Liu Guangyi said that Chinese government saw the leading role of the mobile communication industry to the whole society, hoping the 5G development to boost the manufacturing industry.

Make money

Facing the strident promotion of the 5G’s revolutionary prospects and application scenarios, people might have a false impression that the 5G is approaching.

However on April 17, Xu Zhijun, rotating CEO of Huawei, said that though the 5G technology is faster and more reliable, consumers might not have a concrete feeling of the difference between 4G and 5G.

He said that most consumers will not see the benefits of the new technology, and it will be difficult for telecom operators to make money.

While companies and countries are pushing ahead the 5G in the fierce international competition, but Xu’s view just represented some industry insiders’ opinion.

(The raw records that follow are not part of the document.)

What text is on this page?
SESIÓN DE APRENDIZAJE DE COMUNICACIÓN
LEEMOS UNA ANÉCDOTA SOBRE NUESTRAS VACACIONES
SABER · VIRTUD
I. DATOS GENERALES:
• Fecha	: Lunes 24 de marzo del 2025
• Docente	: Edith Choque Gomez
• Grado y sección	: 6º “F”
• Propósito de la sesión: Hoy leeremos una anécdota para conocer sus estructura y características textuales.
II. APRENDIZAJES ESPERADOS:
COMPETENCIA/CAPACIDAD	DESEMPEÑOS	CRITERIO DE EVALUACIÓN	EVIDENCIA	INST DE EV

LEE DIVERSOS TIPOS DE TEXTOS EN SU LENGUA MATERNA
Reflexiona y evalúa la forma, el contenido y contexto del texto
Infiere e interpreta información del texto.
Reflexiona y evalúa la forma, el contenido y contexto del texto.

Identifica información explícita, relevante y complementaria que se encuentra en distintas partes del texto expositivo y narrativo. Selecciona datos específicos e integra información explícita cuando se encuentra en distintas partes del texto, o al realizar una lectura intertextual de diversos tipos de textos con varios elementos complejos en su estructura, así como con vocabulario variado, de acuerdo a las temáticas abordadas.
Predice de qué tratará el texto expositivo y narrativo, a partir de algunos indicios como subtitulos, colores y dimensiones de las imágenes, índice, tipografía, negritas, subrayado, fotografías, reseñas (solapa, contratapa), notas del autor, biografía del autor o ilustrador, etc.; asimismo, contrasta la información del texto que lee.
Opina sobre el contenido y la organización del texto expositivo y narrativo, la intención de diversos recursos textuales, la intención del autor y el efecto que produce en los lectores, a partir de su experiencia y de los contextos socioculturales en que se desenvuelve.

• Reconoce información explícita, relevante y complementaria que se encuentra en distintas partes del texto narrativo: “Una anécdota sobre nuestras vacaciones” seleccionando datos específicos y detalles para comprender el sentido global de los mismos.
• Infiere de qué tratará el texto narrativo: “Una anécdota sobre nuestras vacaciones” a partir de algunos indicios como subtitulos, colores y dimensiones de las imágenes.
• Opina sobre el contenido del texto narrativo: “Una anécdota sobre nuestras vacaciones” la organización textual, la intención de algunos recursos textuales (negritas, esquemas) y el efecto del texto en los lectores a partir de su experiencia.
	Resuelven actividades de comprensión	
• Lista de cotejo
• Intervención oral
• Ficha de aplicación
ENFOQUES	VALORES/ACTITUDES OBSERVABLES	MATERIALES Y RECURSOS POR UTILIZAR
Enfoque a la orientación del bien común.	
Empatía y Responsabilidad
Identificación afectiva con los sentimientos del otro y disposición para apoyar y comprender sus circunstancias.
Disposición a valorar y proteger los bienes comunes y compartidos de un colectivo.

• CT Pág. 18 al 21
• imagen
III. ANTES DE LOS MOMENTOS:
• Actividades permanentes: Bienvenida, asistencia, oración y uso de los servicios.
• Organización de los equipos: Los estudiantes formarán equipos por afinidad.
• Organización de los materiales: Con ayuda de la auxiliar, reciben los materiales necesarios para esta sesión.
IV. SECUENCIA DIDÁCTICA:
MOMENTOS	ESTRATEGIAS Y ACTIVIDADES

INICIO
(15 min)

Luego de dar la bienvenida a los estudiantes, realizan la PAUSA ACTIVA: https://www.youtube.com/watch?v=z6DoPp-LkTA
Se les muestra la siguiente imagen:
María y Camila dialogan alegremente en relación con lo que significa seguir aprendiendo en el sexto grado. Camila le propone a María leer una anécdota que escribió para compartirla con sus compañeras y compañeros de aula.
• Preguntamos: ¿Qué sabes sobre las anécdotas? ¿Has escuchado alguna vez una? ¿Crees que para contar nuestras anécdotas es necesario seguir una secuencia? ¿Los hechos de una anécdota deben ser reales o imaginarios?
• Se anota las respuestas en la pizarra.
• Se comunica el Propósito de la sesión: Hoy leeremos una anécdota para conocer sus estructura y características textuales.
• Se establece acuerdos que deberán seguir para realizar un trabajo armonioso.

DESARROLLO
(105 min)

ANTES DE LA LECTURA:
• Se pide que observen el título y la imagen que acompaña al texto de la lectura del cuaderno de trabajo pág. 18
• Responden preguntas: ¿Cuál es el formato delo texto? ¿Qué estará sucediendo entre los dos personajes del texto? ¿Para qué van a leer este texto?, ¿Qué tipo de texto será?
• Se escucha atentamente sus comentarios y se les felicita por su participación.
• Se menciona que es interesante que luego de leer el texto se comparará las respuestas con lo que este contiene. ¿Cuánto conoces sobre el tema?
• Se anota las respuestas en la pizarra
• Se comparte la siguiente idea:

Liu said that it is a common issue for all suppliers to make money from 5G. But when telecom operators deployed 5G, consumers may not pay for the new business modes, he said. “Will you build new 5G stations?”

Zhang Ping said China Mobile will have to change its role and profit-making modes in the 5G era. In the past, China Mobile made money from consumers, but in the future, the profits could be from people and things, he said.

Mobile internet in the 4G era has subverted a lot of value-added services, and telecom operators have become an information channel, and the 5G will be another test for operators.

Foreign operators will face worse conditions comparing with Chinese operators, and they have more worries on the returns, Liu said. For example, because of a small population, Europe saw a balance of investment and income in the 4G era, but the investment of 5G will be higher than 4G.

China has a large population and the market large enough to support operators to develop, the same situations like Japan and South Korea that are willing to develop 5G, Liu said.

Companies are also exploring new business modes in the 5G market, such as intelligent vehicles, wearable devices and drones. Vertical industries, as a big source, might not huge demands in a short period.

Xu Zhijun said that though it was still vague of the future, all participants have not slowed down their steps in the 5G development. “If you are not good at 5G, clients might not buy your 4G products even.”

He said that operators also face the same situation that when one operator launched 5G network, other companies have to follow, even though it was only because of brand promotion and marketing measures.